Otro aspecto inaceptable del proyecto de ley es la equiparación entre los alzados en armas y los defensores del orden constitucional. En su artículo 2 se habla de "las condenas, sanciones y cualquier forma de violencia personal producidas, por razones políticas o ideológicas, durante la Guerra Civil, cualquiera que fuera el bando o zona en que se encontraran quienes las padecieron, así como las sufridas por las mismas causas durante la Dictadura que, a su término, se prolongó hasta 1975". La historia de la Guerra Civil se rescribe como un brote de barbarie entre las dos Españas. Esto tiene por efecto escamotear las responsabilidades de los alzados. En las guerras siempre se cometen abusos en ambos bandos contendientes, pero la responsabilidad principal recae en quien rompe la baraja, porque quiebra los muros de contención que mantienen embridadas las pasiones destructivas latentes en la sociedad. Es evidente que en España se cometieron abusos inaceptables en uno y otro bando, pero quienes realmente destruyeron la legalidad fueron los generales alzados en 1936, no el general Sanjurjo en 1932 ni el movimiento obrero asturiano en 1934. Lo que cuenta no son las intenciones, sino los actos y sus consecuencias reales.

Si las condiciones mencionadas más arriba no se cumplen, más vale retirar el proyecto de ley. Y esperar que una generación posterior entierre definitivamente el hacha de guerra admitiendo que en 1936 se produjo un golpe de Estado ilegal y una guerra civil de exterminio por obra de militares fascistas y sus aliados civiles.

Al enjuiciar el Holocausto -cuya memoria se ha celebrado el 27 de enero en el mundo- no se toma en consideración las humillaciones sufridas por los alemanes por el Tratado de Versalles de 1918, ni el clima de inseguridad de la República de Weimar ni si los aliados se excedieron al bombardear Dresde y otras ciudades alemanas hasta los cimientos. En cualquier caso, fue Hitler quien desencadenó la guerra y llevó a efecto el Holocausto, y la opinión generalmente compartida es que debe condenarse como un crimen de lesa humanidad. El actual Gobierno alemán (de Gran Coalición) lo reconoce con tanta vehemencia que incluso está impulsando una iniciativa europea para prohibir por ley el negacionismo. Mientras tanto, ¿qué hacemos los españoles? ¿Dar cobertura a quienes quieran sentirse aún herederos del franquismo? ¿Asumir sin crítica un episodio bochornoso de nuestra historia reciente?

Entre tanto, el PP -que está contra la ley por razones opuestas- está lanzando a la opinión pública un claro mensaje de cobertura a los herederos del franquismo y conserva y alimenta el fuego del odio cainita que tanto daño nos ha hecho. Los dirigentes del PP no son hoy capaces de hacerlo, pero deberían considerar que la condena legal del golpe militar y de la dictadura sería un procedimiento elegante -y no humillante para nadie- de cerrar esta herida con una reafirmación democrática inequívoca. ¿Acaso no se llaman a sí mismos demócratas?
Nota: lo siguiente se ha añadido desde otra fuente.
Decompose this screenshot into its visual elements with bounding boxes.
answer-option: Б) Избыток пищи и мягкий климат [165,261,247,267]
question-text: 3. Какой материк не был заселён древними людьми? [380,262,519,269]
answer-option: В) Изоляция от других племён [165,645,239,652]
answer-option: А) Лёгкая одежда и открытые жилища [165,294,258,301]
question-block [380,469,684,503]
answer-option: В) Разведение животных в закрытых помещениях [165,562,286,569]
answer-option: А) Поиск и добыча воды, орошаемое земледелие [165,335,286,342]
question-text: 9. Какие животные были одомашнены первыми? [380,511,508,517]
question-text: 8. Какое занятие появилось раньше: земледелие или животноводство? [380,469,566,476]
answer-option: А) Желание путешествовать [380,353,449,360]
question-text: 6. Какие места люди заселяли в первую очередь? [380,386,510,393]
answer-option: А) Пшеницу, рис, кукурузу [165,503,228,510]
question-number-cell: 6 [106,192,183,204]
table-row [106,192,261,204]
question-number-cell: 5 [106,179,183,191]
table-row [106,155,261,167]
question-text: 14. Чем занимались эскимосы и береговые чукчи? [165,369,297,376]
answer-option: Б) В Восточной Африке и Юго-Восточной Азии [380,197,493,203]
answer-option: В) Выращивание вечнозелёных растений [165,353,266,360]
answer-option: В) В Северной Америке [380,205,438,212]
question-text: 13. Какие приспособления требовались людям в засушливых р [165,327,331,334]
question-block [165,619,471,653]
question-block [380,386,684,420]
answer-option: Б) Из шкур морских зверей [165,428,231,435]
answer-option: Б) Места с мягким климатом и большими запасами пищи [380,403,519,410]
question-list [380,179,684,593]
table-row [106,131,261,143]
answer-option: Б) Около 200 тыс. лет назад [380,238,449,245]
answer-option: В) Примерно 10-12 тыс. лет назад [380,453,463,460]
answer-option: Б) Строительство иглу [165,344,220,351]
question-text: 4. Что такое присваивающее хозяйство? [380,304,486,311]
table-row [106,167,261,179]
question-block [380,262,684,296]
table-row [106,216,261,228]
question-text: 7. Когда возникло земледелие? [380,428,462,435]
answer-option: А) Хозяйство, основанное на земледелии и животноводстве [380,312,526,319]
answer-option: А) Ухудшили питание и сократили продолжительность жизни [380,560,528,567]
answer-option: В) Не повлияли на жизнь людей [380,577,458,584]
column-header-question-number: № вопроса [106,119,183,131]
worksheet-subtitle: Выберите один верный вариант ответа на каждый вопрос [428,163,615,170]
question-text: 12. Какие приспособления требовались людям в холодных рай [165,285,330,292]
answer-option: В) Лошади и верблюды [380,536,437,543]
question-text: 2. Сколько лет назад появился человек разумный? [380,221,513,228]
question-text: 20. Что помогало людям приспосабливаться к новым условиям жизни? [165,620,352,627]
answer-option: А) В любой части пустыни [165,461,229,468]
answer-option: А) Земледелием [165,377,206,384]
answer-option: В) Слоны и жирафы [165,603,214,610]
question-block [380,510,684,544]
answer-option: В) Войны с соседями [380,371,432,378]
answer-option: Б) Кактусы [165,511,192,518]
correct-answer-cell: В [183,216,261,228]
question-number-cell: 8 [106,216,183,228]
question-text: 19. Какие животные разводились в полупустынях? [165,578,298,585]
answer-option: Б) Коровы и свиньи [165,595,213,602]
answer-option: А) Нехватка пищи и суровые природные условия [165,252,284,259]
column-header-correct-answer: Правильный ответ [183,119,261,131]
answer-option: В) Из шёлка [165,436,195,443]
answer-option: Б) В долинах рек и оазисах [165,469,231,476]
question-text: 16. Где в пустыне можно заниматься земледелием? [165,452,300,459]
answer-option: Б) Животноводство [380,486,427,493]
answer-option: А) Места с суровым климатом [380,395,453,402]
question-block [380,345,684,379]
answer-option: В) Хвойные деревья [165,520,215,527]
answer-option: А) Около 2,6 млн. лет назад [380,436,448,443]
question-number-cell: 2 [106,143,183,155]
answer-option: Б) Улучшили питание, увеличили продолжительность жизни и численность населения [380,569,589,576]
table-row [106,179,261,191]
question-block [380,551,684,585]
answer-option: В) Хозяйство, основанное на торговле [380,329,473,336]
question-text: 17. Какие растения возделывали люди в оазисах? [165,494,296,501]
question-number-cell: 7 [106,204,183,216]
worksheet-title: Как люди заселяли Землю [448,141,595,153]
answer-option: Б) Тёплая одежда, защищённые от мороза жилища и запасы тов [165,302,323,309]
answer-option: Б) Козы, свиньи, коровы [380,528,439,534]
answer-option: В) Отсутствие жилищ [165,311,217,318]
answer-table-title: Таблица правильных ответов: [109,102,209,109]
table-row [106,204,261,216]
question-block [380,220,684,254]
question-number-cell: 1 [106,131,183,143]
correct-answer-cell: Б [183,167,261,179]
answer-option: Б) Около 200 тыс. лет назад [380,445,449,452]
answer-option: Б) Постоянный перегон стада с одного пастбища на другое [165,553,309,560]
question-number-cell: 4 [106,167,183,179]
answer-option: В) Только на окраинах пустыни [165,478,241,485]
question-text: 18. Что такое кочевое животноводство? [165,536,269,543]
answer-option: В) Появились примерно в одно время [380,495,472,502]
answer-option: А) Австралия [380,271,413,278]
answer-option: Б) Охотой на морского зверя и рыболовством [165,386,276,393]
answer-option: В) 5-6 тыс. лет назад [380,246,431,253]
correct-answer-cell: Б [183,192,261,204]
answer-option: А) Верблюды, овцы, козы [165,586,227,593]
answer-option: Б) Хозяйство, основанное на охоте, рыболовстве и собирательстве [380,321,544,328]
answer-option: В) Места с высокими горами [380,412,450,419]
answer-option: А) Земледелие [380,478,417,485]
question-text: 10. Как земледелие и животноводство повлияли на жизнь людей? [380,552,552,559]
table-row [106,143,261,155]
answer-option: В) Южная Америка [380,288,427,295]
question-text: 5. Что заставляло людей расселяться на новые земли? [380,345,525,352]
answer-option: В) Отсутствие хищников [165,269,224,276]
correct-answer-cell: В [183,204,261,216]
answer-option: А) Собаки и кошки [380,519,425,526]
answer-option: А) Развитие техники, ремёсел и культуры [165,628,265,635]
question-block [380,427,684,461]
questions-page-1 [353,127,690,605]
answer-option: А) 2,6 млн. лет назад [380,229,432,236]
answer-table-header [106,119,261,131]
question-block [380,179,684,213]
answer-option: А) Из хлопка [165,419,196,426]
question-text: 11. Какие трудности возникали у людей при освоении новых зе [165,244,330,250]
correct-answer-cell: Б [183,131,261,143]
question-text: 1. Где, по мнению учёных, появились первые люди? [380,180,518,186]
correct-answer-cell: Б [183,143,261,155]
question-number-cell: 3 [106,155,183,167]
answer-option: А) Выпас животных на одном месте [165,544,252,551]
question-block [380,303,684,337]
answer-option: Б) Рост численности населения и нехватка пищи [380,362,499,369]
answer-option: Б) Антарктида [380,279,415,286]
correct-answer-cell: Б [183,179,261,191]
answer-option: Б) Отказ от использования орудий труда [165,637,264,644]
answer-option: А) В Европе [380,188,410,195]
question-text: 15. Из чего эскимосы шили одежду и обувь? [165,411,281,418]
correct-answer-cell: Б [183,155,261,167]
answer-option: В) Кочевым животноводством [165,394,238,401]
Y eso mismo deberían considerar los dirigentes del PSOE.

Joaquim Sempere, profesor de Sociología de la Universidad de Barcelona. Fue condenado en 1962 por "rebelión militar por equiparación" a cuatro años de prisión en Consejo de Guerra sumarísimo por haber pintado en las paredes interiores de la Universidad de Barcelona las palabras: "Llibertat", "Amnistia" y "Fora Franco".